CA’s drought: Obama offers band-aids rather than solutions
By Jennifer Oliver O'Connell, Communities Digital NewsThe President is using his first-ever visit to the region to tout his climate change agenda. The San Francisco Gate participated in a conference call on Thursday with Dr. John P. Holdren, the assistant to the President for Science and Technology. Dr. Holdren declared, “You can certainly expect that the President will talk about the connection between the increasing frequency and intensity of droughts and climate change.”
We have moved from the Obamacare debacle, to the supposed pivot back to jobs, and on to climate change. If this administration were given a medical diagnosis, it would be schizophrenia.
All of the measures proposed by Obama are equivalent to putting a band-aid over a broken bone. The money gives temporary relief, yes; but as is typical of this president, the focus is on the appearance of doing something rather than actually constructing long-term solutions. Bringing climate change into the mix only shows the mendacity and lack of seriousness of this administration for what is a true national crisis.
The Central Valley has been called “America’s breadbasket”; it produces 50 per cent of the fruit and vegetables in the United States. The President makes regular trips to Los Angeles and San Francisco to campaign, shill for money, and appear on late-night talk shows. But after six years in office, he is only now bothering to address a critical issue whose resolution is essential to the nation’s food supply.
Even more glaringly political is who Obama chose to be by his side. Along with Agriculture Secretary Tom Vilsack, the President was joined by Democratic Senators Barbara Boxer and Diane Feinstein, and Democratic representative Jim Costa. However, Republican Representatives Devin Nunes and David Valadao — whose constituents have been severely affected by the drought — were not extended invitations. The Fresno Bee reports that Valadao requested face time with the President, but as of the time of that report, he had not received a response.
Mother Nature aside, the severity of this crisis is of the government’s making. The environmental lobby used the Endangered Species Act to supposedly protect the delta smelt, a 3-inch fish whose habitat is within the Sacramento-San Joaquin Delta. Pumps that used to divert water to the Central Valley were cut off in 2007 to protect this species, and the 1.6 million acre-feet of water — enough to supply the needs of 3.2 million families for a year — now goes back into the Pacific Ocean.
This is water that could have been stored to mitigate the current drought.
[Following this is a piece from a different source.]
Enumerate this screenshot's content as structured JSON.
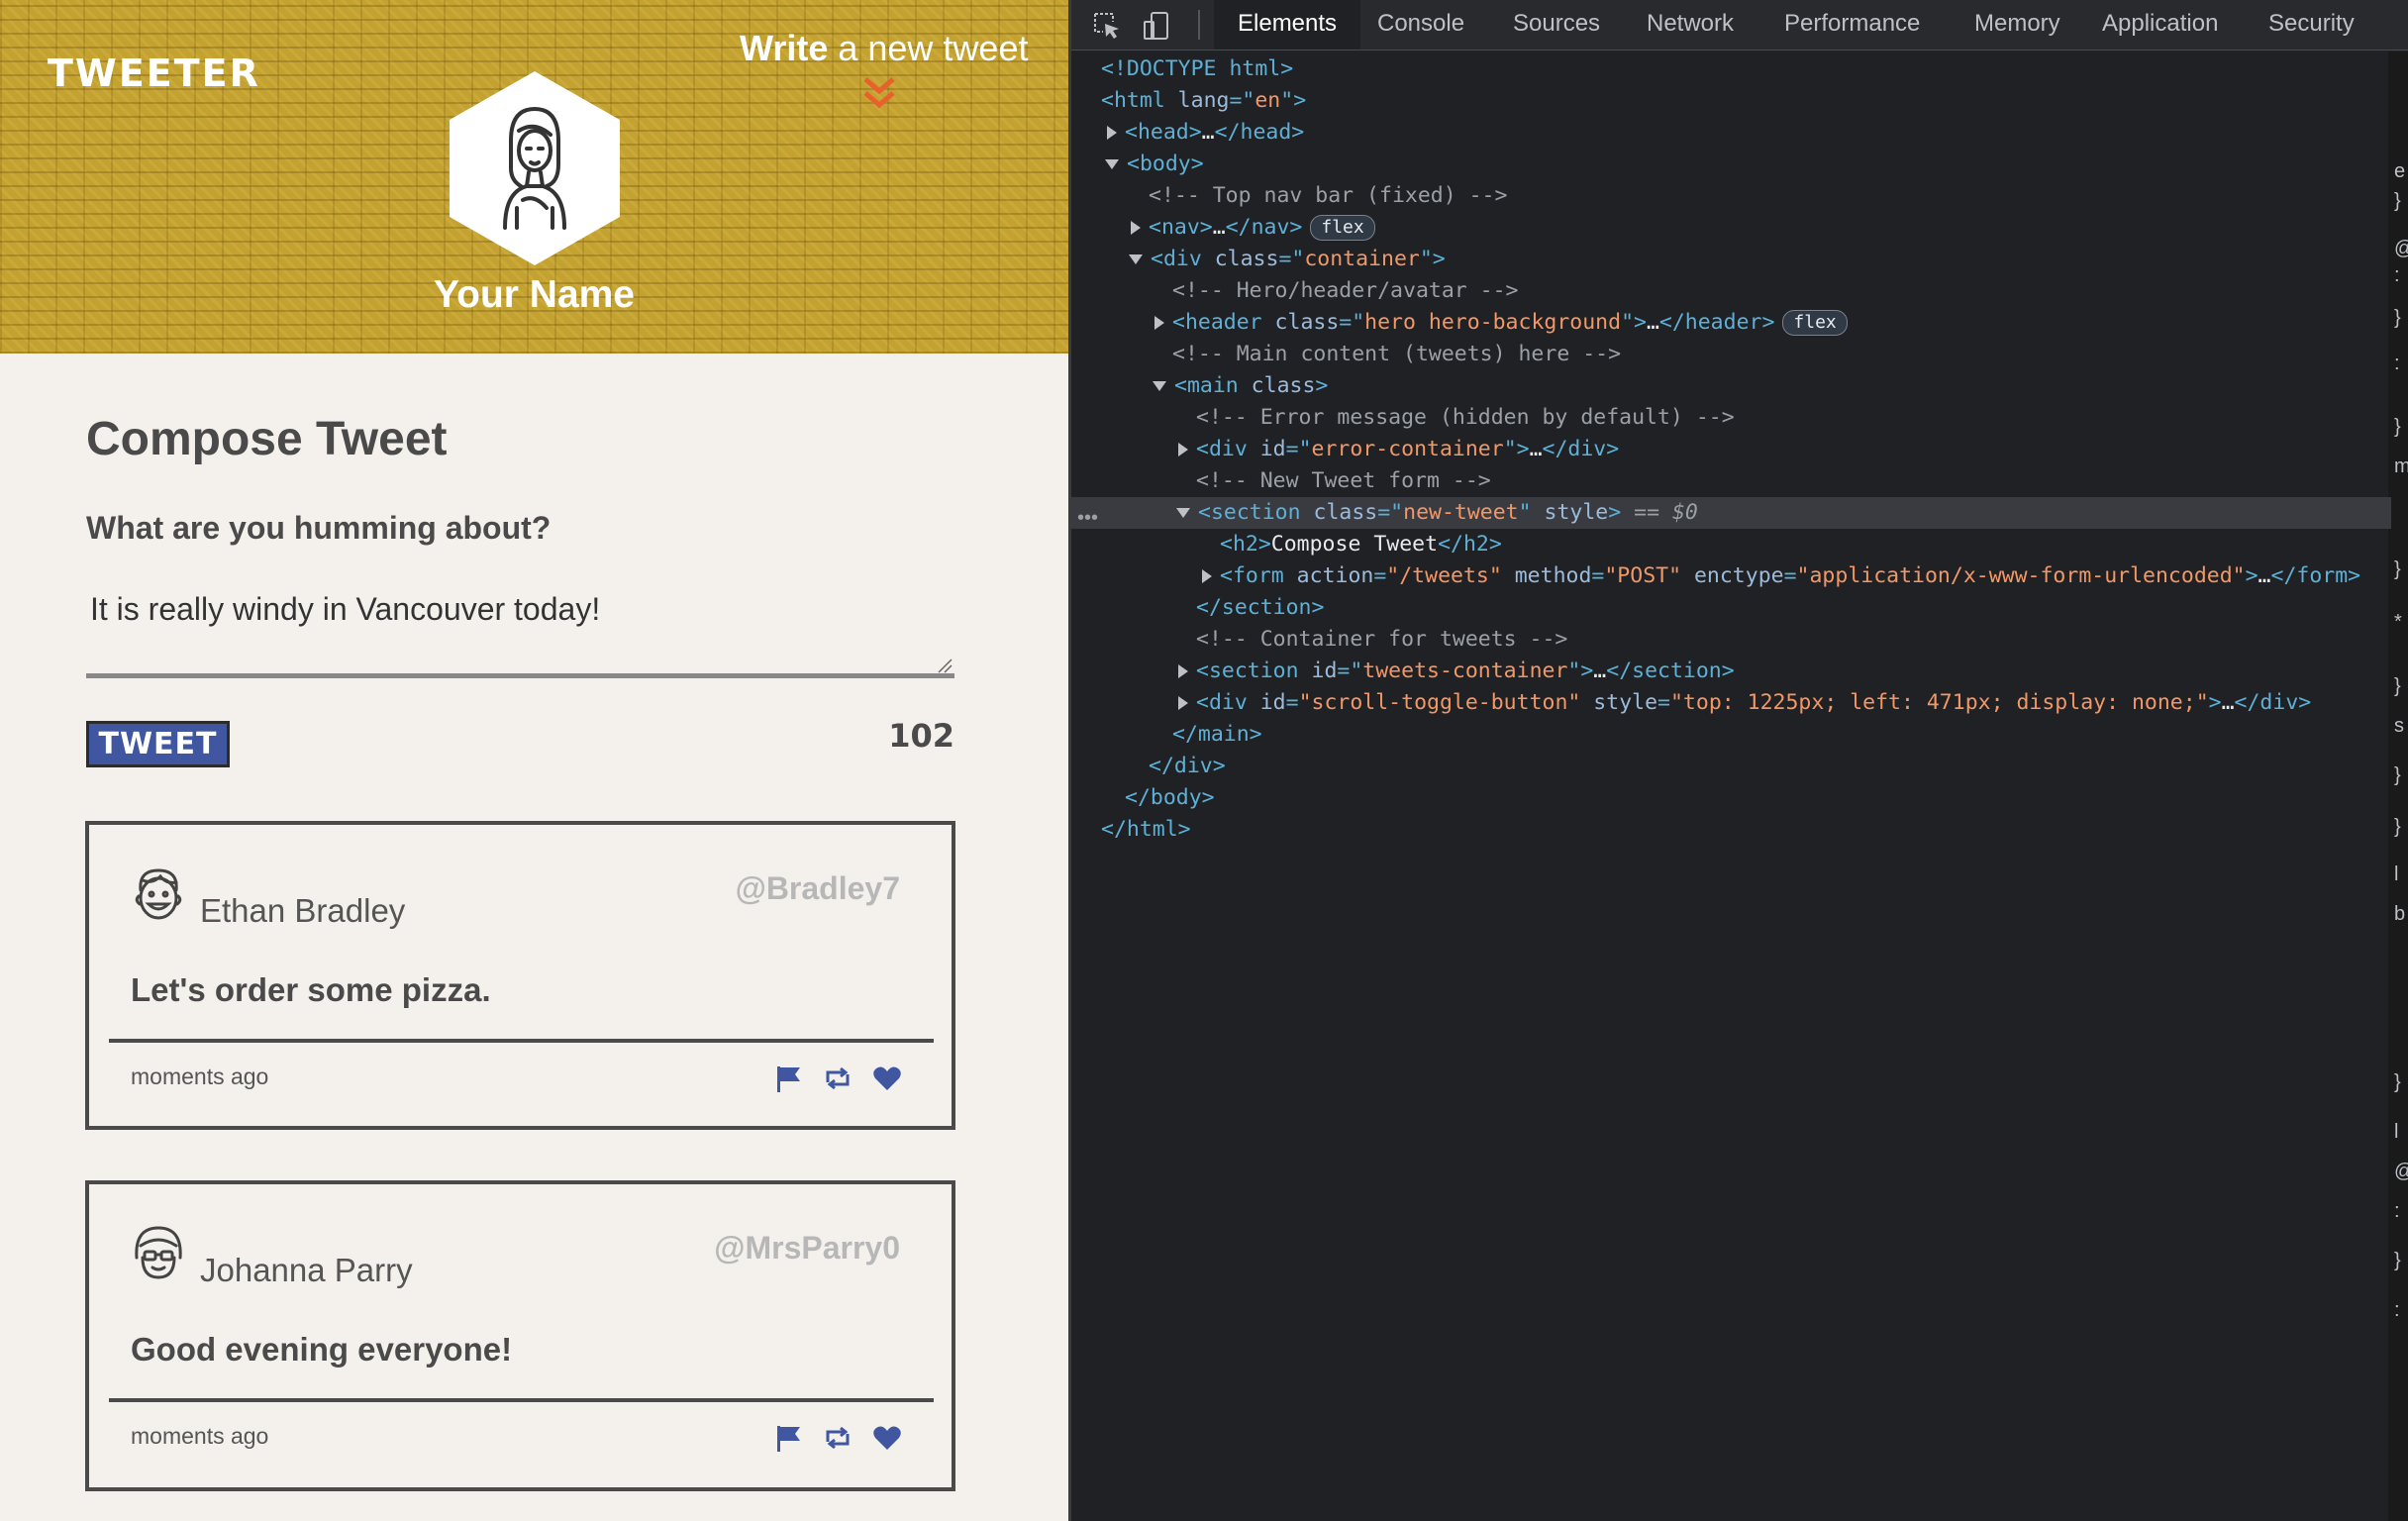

Instead, the state is once again scrambling, imposing water restrictions, and spending money on PSAs to instruct Californians on things they already know. This same state continues to bleed businesses — or in the case of the Central Valley farmers, kill them off — by means of draconian taxes and policies imposed in Sacramento and D.C.
The AP interviewed Mark Borba, of Borba Farms, who was unimpressed by the President’s visit. Borba’s farm typically grows 11,000 acres of almonds, tomatoes, garlic, lettuce, onions and much more, but because of the drought, one-third of Borba’s crops won’t be planted.
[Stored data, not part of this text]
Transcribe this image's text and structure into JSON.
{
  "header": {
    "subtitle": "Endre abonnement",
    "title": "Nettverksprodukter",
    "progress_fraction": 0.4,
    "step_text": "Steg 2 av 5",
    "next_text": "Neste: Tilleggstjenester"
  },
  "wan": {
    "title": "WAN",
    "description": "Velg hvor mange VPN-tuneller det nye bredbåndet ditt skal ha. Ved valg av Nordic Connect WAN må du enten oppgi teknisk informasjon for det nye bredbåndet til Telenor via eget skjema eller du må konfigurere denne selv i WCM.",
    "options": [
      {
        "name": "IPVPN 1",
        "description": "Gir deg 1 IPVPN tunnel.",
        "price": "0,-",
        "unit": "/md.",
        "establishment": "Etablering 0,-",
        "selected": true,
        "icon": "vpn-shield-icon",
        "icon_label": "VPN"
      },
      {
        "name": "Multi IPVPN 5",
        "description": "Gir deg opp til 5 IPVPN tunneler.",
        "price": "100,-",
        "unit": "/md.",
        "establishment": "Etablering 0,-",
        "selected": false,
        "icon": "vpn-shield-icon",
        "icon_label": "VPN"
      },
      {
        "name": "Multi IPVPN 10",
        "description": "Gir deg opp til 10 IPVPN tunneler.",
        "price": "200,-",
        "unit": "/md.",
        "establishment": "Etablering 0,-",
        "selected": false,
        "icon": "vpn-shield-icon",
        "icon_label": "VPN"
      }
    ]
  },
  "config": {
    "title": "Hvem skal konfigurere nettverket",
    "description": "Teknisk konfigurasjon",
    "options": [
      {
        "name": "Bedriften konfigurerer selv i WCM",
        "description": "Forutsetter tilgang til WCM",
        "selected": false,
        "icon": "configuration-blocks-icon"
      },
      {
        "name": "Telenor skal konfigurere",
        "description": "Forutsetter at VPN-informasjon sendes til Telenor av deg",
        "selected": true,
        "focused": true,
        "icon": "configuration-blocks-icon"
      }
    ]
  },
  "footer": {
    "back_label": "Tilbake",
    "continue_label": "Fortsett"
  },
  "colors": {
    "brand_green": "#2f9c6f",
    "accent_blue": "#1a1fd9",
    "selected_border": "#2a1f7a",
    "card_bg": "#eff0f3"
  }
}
Borba said he was not invited to meet the President and share his story. Rather than bringing money, Borba said the President could ease this year’s drought hardship on farmers by relaxing federal environmental regulations within the boundaries of the law intended to protect endangered fish. “We don’t want money,” Borba said. “We don’t want a handout.” However, the legacy of this presidency appears to be giving handouts rather than relaxing policies that would allow Americans to get a hand up and help themselves.
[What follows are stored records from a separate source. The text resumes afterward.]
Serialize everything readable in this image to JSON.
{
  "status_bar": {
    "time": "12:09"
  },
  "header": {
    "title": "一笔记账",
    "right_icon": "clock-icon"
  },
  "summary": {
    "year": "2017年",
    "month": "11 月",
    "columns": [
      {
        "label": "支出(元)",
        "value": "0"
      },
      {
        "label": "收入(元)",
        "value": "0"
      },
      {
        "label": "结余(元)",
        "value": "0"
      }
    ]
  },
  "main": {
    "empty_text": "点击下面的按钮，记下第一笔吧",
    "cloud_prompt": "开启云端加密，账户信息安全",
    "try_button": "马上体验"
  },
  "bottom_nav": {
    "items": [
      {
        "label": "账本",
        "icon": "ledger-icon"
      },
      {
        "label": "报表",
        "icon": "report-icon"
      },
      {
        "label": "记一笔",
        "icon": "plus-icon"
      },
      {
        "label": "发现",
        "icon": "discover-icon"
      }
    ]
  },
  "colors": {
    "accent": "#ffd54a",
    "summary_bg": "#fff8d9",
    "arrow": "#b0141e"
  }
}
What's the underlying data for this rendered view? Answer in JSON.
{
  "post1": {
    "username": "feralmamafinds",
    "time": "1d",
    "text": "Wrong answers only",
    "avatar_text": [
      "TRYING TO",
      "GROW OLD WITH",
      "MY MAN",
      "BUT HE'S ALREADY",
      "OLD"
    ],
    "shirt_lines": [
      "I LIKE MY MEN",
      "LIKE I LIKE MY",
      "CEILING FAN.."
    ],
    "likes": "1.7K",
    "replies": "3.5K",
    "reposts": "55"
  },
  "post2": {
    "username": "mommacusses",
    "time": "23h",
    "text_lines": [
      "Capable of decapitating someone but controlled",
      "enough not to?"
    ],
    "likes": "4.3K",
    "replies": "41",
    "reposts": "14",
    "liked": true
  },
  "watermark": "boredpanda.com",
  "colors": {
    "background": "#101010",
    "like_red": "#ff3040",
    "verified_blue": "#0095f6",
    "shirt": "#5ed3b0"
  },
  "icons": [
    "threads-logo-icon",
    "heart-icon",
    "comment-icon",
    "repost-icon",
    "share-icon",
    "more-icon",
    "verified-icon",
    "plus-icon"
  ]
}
As the skies remain locked up, and the lawsuits over the smelt and the pumps continue, the Central Valley is staggering under the weight of 17 percent unemployment, poverty, and the high crime that often results from these circumstances. Whether the rest of American knows it or not, it is feeling the weight of California’s drought through higher food prices and the lack of some food items that used to be in plentiful supply. So everybody suffers because of political maneuverings and short-sightedness.
California Governor Jerry Brown is attempting to force through construction of the already troubled bullet train from Los Angeles to San Francisco by further taxing businesses to fund this losing enterprise. Yet California has not built a new dam since the completion of the three dams of the Diamond Valley Reservoir project in 1999. You would think improving water supplies to the state would take precedence over a vanity project. A dam project would bring in just as many jobs — if not more — as a high speed rail boondoggle. But political agendas, not common sense, are the order of the day, and are costing American businesses, the food supply, and people’s life and livelihoods.